Analysts: Oil deals aid Chavez’s campaign

When nine Caribbean countries signed oil trading agreements with Venezuelan President Hugo Chavez, it was a marriage of convenience.

Fragile Caribbean economies scored modest relief from rising fuel prices, while the leftist South American leader advanced his campaign to become a counterweight to U.S. influence in the region, analysts say.

“A lot of what Chavez is doing right now is just bravado,” said Vinay Jawahar of the Washington-based Inter-American Dialogue. “But it’s going to make the United States’ life harder.”

Jawahar said Chavez is trying to increase his influence in the 34-nation Organization of American States, whose top human rights panel has often criticized the Venezuelan government.

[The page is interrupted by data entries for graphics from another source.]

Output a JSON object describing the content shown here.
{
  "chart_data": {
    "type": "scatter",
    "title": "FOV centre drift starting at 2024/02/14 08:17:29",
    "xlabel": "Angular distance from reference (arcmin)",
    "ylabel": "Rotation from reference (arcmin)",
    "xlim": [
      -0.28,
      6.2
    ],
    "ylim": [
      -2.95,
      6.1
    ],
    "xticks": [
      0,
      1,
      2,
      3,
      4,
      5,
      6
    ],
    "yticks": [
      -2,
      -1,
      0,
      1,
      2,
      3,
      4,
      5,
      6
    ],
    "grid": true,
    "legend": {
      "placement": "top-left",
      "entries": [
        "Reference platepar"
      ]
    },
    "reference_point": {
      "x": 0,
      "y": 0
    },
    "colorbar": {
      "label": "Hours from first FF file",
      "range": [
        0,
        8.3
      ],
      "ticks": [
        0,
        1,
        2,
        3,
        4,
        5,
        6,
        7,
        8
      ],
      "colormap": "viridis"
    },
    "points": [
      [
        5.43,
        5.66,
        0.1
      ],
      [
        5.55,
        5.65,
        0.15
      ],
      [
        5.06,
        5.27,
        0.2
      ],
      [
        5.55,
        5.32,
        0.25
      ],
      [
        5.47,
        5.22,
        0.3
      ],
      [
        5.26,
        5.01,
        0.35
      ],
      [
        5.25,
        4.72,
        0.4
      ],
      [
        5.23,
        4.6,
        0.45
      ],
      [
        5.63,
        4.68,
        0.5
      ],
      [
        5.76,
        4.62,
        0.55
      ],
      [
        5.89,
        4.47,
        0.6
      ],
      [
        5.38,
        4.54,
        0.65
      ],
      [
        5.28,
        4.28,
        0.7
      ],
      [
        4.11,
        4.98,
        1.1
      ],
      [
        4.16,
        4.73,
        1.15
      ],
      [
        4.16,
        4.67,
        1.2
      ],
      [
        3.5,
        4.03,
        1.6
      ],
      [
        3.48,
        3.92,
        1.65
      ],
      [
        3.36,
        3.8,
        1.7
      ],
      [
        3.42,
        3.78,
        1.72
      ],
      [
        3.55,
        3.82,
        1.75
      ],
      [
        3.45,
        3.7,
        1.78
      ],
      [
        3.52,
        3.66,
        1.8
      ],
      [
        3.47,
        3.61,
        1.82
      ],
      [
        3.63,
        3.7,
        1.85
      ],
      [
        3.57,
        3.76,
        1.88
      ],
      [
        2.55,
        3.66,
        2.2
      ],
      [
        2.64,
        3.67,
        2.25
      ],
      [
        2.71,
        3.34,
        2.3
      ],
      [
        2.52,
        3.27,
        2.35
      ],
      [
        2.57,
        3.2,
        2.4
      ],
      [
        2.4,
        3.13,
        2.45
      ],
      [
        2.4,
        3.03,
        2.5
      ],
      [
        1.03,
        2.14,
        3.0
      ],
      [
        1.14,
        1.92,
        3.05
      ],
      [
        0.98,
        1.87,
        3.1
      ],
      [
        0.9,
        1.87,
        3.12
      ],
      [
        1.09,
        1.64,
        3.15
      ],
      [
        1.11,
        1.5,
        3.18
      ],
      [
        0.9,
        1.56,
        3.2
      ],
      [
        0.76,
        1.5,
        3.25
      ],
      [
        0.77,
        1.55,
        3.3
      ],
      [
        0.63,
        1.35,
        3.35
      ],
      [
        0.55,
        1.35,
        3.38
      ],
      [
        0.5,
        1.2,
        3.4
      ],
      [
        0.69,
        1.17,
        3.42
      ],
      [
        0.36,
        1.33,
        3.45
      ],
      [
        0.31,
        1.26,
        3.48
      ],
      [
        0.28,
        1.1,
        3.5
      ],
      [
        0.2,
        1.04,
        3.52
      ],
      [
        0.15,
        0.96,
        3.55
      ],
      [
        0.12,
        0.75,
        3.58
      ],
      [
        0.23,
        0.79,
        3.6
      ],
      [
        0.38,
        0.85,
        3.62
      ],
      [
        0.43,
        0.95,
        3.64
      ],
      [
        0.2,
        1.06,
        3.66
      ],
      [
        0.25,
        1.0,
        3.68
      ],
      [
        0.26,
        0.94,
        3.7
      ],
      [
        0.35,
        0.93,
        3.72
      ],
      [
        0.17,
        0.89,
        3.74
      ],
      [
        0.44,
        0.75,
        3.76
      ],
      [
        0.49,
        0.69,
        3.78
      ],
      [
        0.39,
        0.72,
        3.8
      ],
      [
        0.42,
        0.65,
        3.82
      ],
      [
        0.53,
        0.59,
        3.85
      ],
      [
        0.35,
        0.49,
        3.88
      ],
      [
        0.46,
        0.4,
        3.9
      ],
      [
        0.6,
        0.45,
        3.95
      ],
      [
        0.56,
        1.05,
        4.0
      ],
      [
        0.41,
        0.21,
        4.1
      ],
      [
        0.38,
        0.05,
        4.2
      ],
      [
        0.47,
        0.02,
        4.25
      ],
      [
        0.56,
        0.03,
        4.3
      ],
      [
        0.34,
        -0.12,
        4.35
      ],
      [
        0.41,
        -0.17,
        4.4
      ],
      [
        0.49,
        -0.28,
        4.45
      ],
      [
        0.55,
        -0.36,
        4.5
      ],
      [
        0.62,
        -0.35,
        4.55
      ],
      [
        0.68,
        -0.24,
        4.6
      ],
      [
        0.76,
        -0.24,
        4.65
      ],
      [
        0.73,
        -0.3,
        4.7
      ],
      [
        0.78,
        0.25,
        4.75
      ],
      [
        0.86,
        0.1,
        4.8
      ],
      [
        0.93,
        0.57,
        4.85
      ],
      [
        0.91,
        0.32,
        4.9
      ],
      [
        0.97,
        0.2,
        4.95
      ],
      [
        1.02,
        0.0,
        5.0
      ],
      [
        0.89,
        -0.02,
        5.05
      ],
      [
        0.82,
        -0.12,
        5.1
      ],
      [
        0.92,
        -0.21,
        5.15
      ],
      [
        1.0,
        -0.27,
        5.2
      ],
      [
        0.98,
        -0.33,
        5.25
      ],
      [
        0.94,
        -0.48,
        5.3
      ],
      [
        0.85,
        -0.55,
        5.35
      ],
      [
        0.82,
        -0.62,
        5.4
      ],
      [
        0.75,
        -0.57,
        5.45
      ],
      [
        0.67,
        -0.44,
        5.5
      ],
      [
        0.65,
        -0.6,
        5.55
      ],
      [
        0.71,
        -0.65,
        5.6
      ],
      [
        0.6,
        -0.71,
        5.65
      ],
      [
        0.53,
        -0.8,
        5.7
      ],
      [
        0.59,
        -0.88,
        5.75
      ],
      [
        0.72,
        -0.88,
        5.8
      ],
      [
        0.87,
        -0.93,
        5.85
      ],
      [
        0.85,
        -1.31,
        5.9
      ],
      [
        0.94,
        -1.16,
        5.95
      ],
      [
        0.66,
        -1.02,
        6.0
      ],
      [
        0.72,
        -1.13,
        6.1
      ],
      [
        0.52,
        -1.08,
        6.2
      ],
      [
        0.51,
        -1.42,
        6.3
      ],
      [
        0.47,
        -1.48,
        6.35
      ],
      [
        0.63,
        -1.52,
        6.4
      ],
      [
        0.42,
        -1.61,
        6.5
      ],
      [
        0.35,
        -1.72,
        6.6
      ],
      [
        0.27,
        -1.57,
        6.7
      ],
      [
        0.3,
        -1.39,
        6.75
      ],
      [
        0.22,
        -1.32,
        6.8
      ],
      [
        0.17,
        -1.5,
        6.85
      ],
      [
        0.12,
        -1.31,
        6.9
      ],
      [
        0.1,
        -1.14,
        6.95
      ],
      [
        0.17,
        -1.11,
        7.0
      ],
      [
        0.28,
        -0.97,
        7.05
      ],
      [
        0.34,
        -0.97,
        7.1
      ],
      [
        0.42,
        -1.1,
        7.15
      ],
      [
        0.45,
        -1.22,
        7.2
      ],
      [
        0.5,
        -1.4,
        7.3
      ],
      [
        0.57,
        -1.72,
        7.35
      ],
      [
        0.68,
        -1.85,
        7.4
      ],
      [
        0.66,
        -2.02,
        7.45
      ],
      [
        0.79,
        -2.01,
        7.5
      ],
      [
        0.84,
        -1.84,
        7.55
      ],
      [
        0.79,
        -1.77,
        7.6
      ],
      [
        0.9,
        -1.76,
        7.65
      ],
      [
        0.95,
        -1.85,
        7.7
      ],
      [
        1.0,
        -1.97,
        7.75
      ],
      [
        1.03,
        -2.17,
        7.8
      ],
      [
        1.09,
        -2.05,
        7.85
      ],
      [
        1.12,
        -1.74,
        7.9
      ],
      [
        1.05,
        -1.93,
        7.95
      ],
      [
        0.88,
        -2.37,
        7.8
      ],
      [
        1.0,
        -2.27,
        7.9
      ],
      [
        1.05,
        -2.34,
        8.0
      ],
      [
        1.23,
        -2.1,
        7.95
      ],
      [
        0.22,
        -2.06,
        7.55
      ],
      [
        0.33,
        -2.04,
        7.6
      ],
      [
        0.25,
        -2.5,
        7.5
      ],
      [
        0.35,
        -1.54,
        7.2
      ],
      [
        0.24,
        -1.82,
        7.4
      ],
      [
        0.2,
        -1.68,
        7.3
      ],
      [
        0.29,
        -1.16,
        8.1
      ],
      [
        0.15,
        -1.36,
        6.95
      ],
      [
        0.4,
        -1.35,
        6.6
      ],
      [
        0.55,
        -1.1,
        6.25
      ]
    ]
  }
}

Yet Chavez can only go so far in eroding U.S. influence in the Caribbean, analysts say. The United States is the biggest trade partner of most Caribbean countries and their largest market for tourism.

The same day the Dominican Republic signed the Petrocaribe oil agreement with Venezuela, its legislature overwhelmingly approved a free trade agreement with the United States and five Central American countries.

“Only a crazy person would have turned down Chavez’s deal with oil at $70 a barrel,” said Miguel Ceara-Hatton, a U.N. economist in the Dominican capital.